David Charron, president and CEO of Rockville-based multiple-listing service MRIS, writes an occasional column about the Washington-area real estate market.
It’s a stubborn truth about the real estate market that nobody has a crystal ball.
If only we could see exactly what was coming down the road, and adjust accordingly, our jobs would be much easier. Similarly, everything looks remarkably clear when viewed through the rear-view mirror.
Broadly speaking, this spring was a tough one for D.C.-area homebuyers, with not a lot of homes to choose from and lots of competition to buy.
It seems in retrospect that the combination of enormous pent-up demand and record low interest rates led to homes receiving multiple offers and being snapped up quickly. In the next year, the situation should normalize and come more into balance, with things easing up for buyers while being slightly less favorable to sellers. And while it’s never as simple as saying we anticipate a “good” or “bad” market in any given season, demand is still very high, which should make for a pretty brisk fall sales season.
Here are some of the developing trends we at MRIS are tracking this fall, and how we think they will impact the market:
• Demand will diminish. It’s no secret that the fourth quarter of the year is, comparatively speaking, a slower time of year for home sales — typically a good 15 percent lower than the third quarter. While there is often a small end-of-summer, back-from-vacation uptick in new contracts in the fall, November and December traditionally show very modest contract activity.
You can’t compare the “apples” of modest November sales to the “oranges” of brisk May sales. That said, if you are a serious buyer, opportunities will present themselves.
• Interest rates will rise. The fall/winter 2013 housing market in our area could definitely be impacted by interest rates, which are almost certain to continue to creep up.
But even if they rise another full point, which could happen by the end of next year, they are still going to be at historic lows. Rising interest rates will require committed buyers to reset their expectations. If buyers are stretching every penny they have to get a house, they’re going to have to dial back their notion of how much home they can afford.

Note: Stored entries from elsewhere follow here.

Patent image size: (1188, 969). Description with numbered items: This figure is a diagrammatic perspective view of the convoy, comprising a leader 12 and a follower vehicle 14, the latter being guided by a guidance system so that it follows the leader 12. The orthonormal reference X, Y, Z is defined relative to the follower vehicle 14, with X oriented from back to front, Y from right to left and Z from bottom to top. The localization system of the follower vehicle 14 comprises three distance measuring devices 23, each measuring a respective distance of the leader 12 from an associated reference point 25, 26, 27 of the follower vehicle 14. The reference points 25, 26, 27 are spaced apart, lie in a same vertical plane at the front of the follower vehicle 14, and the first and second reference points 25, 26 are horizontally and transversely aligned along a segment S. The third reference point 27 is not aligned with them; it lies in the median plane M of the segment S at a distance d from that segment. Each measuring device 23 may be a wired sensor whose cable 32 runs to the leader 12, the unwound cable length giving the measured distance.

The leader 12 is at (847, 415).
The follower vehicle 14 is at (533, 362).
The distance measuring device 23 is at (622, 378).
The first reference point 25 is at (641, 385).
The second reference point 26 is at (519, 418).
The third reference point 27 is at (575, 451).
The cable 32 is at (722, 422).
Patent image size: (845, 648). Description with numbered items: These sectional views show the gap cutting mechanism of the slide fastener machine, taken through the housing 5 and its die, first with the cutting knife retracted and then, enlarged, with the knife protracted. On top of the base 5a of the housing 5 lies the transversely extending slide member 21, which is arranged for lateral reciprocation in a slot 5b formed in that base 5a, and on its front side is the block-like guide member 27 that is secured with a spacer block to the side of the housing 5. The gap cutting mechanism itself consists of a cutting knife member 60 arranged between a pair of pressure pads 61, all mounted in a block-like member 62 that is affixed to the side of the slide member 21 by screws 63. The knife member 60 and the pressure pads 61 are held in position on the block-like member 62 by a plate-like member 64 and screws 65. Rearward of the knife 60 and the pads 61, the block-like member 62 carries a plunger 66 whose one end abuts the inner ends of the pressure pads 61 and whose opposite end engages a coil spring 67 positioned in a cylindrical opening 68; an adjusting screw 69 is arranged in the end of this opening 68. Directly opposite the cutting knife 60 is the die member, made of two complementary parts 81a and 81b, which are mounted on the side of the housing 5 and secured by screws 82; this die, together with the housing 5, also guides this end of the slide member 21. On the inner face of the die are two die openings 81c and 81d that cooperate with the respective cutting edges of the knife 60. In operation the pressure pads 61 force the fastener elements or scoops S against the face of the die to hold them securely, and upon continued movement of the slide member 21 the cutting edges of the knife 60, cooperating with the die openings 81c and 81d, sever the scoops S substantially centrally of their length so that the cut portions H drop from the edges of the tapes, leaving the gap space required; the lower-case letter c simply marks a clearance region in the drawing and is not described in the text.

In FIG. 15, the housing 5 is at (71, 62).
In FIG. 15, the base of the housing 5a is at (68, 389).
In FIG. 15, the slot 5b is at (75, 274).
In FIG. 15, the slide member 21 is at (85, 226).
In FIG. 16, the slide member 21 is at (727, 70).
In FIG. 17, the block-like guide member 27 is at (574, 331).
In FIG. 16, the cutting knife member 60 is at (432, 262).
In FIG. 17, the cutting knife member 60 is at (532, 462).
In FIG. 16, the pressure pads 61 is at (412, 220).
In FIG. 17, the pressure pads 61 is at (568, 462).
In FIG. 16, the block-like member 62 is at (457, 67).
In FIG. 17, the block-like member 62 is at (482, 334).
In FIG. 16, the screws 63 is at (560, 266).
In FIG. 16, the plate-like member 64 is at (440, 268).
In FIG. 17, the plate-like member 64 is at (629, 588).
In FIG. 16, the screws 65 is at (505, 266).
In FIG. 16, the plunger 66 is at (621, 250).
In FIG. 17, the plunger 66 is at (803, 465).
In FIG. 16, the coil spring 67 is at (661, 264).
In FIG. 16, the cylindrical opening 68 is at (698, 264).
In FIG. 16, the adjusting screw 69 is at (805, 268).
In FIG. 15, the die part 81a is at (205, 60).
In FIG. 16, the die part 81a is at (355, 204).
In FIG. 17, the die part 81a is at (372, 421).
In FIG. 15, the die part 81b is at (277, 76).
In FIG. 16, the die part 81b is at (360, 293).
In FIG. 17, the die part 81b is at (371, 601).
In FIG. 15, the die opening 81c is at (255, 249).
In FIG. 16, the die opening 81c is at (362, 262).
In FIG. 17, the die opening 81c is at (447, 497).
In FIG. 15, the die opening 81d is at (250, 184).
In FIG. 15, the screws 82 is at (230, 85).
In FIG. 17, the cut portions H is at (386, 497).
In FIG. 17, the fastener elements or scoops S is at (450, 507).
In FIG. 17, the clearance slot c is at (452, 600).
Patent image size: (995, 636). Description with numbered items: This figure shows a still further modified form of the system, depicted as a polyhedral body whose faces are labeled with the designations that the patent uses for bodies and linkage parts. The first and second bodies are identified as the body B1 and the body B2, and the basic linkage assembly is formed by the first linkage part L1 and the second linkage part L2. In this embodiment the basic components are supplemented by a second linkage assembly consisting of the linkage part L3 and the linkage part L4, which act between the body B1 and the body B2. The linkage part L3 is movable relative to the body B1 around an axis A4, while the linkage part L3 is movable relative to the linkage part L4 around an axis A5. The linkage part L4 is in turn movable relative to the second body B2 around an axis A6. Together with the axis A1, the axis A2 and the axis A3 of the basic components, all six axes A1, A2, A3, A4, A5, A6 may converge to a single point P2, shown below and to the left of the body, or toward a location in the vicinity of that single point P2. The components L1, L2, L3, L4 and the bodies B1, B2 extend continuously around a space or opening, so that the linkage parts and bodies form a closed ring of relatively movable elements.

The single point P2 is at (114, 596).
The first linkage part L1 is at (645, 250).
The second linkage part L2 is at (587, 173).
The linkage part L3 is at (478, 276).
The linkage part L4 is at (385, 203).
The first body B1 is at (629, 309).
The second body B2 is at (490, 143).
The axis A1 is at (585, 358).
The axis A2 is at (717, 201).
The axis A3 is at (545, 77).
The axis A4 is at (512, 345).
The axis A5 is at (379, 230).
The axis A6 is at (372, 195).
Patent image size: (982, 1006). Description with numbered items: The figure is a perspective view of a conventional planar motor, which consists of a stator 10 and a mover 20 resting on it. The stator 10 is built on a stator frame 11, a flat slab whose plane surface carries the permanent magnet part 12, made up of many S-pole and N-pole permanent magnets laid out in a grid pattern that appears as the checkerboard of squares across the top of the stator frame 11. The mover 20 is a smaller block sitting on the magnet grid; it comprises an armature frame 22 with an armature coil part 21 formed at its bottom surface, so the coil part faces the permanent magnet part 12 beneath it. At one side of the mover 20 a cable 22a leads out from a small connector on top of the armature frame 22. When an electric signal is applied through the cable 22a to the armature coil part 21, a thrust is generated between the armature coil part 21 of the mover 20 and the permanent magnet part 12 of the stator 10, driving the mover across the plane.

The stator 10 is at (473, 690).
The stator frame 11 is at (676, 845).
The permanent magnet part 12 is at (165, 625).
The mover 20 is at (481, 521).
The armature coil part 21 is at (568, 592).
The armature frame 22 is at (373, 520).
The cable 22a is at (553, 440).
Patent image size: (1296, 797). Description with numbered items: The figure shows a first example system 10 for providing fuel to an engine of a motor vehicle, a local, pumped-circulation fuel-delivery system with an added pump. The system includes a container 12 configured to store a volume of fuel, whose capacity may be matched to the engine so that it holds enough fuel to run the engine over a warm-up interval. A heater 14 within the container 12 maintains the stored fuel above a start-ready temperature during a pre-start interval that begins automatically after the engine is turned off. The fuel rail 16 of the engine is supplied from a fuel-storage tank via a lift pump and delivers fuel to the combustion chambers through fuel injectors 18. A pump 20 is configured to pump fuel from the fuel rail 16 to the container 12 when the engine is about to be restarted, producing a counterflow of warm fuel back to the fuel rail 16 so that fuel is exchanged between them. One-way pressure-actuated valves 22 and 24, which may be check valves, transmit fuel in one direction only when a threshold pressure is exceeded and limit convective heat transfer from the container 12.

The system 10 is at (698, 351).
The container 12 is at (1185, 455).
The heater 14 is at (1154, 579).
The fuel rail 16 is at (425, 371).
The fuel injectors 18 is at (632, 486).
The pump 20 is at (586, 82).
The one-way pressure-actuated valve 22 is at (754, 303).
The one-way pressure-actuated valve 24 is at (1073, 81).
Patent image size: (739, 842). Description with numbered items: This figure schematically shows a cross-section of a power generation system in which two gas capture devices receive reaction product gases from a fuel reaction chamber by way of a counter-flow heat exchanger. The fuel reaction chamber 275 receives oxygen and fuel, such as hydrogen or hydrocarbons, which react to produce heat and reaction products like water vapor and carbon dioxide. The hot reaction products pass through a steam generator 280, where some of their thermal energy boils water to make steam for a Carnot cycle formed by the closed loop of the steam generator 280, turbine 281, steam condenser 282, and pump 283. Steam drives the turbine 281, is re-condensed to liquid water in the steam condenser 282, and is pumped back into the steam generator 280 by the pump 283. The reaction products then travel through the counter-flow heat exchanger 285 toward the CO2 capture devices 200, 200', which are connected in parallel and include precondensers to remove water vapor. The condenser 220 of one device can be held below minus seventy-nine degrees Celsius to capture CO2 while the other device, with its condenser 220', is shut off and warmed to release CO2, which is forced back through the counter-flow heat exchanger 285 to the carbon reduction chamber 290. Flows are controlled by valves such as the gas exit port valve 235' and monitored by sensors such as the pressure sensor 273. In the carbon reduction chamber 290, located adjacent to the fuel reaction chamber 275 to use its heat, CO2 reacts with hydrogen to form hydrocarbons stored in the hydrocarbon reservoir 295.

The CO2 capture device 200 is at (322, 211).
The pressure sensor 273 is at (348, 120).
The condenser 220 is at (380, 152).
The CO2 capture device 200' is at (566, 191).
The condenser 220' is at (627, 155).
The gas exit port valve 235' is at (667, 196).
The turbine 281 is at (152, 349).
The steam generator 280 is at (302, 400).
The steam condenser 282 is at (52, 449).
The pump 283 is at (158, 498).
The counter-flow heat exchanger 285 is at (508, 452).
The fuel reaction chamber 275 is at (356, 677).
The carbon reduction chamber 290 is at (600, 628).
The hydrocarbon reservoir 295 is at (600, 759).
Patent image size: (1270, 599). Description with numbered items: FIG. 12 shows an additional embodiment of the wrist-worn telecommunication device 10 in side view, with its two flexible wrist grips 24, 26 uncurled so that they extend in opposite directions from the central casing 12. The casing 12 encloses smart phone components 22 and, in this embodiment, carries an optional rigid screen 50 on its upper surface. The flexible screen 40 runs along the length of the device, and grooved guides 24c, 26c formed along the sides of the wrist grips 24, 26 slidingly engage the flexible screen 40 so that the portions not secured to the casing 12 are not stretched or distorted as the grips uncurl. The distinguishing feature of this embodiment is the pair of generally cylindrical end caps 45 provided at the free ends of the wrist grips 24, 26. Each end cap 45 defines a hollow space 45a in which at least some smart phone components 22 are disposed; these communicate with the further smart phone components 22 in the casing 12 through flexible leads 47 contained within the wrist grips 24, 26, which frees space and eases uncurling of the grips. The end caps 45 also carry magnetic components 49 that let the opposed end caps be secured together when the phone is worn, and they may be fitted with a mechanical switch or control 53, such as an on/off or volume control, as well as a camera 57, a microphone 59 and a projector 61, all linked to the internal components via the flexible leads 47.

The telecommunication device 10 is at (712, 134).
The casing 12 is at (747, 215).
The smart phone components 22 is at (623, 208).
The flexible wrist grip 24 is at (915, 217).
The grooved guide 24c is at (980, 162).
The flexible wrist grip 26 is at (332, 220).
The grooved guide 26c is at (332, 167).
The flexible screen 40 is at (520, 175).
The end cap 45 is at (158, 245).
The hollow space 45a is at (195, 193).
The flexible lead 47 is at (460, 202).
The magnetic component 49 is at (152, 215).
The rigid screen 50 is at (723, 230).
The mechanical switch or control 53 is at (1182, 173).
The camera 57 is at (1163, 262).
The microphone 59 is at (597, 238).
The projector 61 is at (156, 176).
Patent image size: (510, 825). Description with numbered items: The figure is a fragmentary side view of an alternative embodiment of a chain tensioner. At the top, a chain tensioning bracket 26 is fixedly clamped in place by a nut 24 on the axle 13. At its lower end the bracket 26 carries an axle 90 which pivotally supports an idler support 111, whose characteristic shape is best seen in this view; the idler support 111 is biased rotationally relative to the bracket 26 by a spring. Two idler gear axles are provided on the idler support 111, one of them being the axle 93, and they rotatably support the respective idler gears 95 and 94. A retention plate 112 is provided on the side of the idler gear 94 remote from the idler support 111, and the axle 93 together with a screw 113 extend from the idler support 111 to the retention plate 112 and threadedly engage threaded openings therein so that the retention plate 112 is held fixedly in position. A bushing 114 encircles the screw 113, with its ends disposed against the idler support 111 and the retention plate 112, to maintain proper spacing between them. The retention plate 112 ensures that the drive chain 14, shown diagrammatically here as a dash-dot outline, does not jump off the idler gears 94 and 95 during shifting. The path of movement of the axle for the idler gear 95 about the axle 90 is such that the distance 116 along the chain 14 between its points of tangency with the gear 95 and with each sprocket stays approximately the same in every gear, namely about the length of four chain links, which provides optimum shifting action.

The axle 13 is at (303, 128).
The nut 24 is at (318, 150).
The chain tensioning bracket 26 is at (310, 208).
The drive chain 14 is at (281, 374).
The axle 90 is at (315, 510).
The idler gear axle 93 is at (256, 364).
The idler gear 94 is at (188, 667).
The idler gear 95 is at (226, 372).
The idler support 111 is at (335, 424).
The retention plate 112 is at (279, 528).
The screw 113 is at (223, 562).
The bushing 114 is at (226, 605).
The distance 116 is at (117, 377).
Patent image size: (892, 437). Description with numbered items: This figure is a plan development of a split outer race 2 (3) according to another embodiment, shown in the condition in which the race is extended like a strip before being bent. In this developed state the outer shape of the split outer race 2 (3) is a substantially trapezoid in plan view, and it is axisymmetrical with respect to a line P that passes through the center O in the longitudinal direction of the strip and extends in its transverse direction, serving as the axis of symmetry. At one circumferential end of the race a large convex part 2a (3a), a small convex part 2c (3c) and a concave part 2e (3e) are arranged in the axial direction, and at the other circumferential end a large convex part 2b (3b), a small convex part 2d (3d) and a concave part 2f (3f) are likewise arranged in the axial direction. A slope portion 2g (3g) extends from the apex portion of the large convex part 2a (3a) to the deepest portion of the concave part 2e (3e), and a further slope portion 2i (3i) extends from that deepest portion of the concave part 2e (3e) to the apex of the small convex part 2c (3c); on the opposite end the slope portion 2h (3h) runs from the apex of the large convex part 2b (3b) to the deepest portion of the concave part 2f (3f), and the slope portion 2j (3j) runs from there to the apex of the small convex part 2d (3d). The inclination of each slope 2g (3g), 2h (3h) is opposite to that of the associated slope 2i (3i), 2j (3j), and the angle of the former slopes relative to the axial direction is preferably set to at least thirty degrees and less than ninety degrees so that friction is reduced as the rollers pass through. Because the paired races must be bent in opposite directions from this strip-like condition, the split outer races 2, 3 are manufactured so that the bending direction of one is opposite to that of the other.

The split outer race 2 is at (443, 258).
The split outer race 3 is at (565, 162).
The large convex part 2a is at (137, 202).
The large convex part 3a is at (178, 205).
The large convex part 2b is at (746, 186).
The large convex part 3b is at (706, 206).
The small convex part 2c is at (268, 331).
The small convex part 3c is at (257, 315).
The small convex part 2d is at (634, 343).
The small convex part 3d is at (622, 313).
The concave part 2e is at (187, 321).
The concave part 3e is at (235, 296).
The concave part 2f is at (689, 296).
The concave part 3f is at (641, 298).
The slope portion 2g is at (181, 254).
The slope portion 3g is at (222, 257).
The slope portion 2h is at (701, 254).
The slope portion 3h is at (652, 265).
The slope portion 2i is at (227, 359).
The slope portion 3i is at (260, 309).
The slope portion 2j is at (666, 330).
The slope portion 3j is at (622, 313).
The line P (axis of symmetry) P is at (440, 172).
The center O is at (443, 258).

If buyers have a little more flexibility, they’re going to have to be willing to pay a little more each month to land the home they want. This small increase in monthly payment, however, may knock a small segment of the buying population out of the market completely.
• Inventory, though improving, will remain tight. Over the past five years, the D.C. metro area has had an average of 12,000 homes for sale at any given time.
Inventory levels have declined in this area for years, but are finally creeping back up. After dropping by an average of 8.6 percent per month between April 2011 and March 2013, new listing activity showed double-digit percent increases from April through August of this year, which may represent a turning point.
Since fewer homeowners are underwater, they now are able to extract equity when selling, making sales more attractive. Thus, I believe, inventory will continue to stabilize in the coming months. The active listings registered at the end of August were 10 percent lower than August 2012, but represented a much lower year-over-year gap than at the beginning of this year in March, when active supply was a good 40 percent lower than it had been in the same period of 2012.
• Days on the market will rise. There are currently more buyers than sellers in the market, which means that homes tend to sell quickly. We are seeing DOM numbers — indicating the number of days homes stay on the market before being sold — comparable to where they were back in 2005.
Townhouse sales have had the greatest activity, with a median of only nine days on the market, while condos typically sell in 13 days and detached homes in 16. But supply and demand is a simple concept: As more sellers enter the market and the number of available properties goes up, DOM will inevitably rise as a result in the next few months.
The real estate market dynamics are always changing, and no matter where you are in the buying/selling cycle it is important to understand your housing and financial position to make the best decision in any housing market.
Today, we are in unchartered territory with the recent government shutdown. The results from the fourth quarter will be telling in terms of the repercussions of the government budget issues.